On November 28, 2007, several months after this Court scheduled an evidentiary hearing and directed Chase Home Finance to submit the Policy Affidavit, a letter was filed on the Court docket in this case addressed to the Clerk of the Court from a legal assistant acting on behalf of “Pillar Processing, LLC,” an entity unknown to the Court that appeared to have no connection with this case or these Debtors. The letter stated:

Dear Sir or Madam:

Respecting captioned bankruptcy matter, please be advised that the 362 motion scheduled for December 7, 2007, at 10:30am [sic] has been
withdrawn.

Very Truly Yours,
PILLAR PROCESSING, LLC.
By: Robin L. Brown
Legal Assistant

ECF Docket No. 23. Though no relationship was identified or explained in the body or
letterhead, Pillar Processing and Chase Home Finance’s bankruptcy counsel, Steven J.
Baum, P.C., share the same address and telephone number, and ECF reflects that the
letter was filed using a password issued to “Dennis Jose [a Steven J. Baum, P.C. attorney]
on behalf of CHASE HOME FINANCE, LLC.” Chase Home Finance’s bankruptcy
counsel, Steven J. Baum, P.C., has made no effort to address or explain this act, or the
propriety of this action on the record.

<SNIPS>

Finally, the Attorney Affirmation made no effort to explain the relationship between the Steven J.
Baum, P.C. law firm and Pillar Processing, LLC, the non-legal entity that attempted to
withdraw the Lift-Stay Motion.

<SNIP>

The Court will issue a separate order denying the Lift-Stay motion and directing
that neither Chase Home Finance, the current holder or owner of the note and mortgage,
nor any of their successors-in-interest shall in any way seek or charge any attorneys’ fees
or other charges against Debtors, their property, or the mortgage, whether now or at the
end of the mortgage, if such fees or charges are in any manner connected with the Lift-
Stay Motion, the Order to Show Cause, or the Evidentiary Hearing.

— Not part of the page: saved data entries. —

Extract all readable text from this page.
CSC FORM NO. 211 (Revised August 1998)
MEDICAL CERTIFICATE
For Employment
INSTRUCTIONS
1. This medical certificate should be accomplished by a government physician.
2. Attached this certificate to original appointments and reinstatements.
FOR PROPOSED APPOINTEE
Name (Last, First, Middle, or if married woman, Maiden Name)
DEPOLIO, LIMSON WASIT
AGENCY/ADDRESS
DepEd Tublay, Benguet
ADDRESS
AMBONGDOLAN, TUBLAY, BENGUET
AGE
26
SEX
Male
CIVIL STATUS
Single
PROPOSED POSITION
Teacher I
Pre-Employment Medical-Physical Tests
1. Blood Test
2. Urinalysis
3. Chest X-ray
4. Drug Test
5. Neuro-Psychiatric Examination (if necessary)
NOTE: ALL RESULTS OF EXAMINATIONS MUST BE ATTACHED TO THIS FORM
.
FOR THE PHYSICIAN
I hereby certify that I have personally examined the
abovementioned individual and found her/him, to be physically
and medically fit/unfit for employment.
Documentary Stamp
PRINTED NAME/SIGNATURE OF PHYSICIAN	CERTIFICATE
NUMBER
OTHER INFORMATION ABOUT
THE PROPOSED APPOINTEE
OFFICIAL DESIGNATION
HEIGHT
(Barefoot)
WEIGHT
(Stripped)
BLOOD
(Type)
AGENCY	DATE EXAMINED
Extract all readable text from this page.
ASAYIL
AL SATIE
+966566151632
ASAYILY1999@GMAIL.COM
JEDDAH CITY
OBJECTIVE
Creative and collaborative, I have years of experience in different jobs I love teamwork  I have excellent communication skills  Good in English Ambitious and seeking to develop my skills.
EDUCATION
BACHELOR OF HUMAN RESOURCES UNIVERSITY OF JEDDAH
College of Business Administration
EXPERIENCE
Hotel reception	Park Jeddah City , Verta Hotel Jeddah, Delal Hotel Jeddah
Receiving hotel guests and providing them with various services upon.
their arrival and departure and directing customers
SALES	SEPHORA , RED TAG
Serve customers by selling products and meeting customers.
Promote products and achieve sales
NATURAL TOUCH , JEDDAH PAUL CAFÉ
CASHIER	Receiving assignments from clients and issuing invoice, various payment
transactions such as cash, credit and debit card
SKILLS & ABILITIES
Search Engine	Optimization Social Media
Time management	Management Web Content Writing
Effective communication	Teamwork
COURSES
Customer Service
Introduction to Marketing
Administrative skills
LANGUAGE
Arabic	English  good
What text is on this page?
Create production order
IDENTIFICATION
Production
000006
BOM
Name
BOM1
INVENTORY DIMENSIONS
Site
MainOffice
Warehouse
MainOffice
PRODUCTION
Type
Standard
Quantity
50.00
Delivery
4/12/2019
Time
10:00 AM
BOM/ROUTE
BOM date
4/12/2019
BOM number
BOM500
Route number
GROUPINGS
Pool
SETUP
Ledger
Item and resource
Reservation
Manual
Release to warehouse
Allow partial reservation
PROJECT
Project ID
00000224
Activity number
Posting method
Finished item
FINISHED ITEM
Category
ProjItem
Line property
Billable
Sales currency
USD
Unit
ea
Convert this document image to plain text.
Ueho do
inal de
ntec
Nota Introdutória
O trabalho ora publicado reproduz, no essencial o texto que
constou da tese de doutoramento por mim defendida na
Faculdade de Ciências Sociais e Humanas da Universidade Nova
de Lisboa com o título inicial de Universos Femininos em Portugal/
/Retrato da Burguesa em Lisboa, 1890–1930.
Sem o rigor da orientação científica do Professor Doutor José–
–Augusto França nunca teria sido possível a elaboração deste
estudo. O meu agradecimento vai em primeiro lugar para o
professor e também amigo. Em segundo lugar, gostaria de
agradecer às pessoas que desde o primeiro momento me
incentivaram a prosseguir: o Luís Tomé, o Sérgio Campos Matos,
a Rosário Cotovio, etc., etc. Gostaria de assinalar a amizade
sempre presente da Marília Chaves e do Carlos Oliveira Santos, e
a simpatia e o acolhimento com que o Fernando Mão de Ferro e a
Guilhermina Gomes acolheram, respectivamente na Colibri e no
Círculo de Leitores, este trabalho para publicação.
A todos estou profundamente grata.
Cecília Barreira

This decision is published as a warning, not just to Chase Home Finance and
other mortgage servicers, but to all individuals and entities involved in the process, along
the line – analysts, supervisors and other personnel employed by mortgage servicers;
third-party vendors; regional law firms; and local counsel – that the conduct identified
here, in this Court’s view, constitutes an abuse of process. Although the Court’s focus in
this case was on the mortgage servicer’s conduct and did not order all of the participants
to appear and respond to this Order to Show Cause, they will be included in future orders
if such abusive conduct continues, and the Court will assume familiarity with this
decision.

The Lift-Stay motion, which originated with a notation on an analyst’s computer
screen, has generated a 60-page decision and stress on the Debtors for the nine-month
period that the Lift-Stay Motion was pending. The Court is not compensated according
to time spent on a particular case, but this Order to Show Cause has drawn time and
resources away from other, meritorious cases. Judicial resources do not permit such a
thorough examination of every case. This decision sanctions Chase Home Finance only
for the actual costs incurred by the Debtors. In the Court’s view, the sanction is an
extremely mild one, because the Supreme Court instructs that a bankruptcy court should
exercise its Section 105 powers with restraint and discretion. The Court does not regard
the exercise of restraint in this case to be a limitation on the sanctions that might be
imposed in the future against Chase Home Finance or another mortgage servicer if this
abuse occurs again. If Chase Home Finance, other mortgage servicers and any
employees, third-party vendors, or any attorneys involved in the process at any level
exhibit the same type of abusive conduct in the future, this Court believes that Section
105(a) authorizes sanctions of increasing severity.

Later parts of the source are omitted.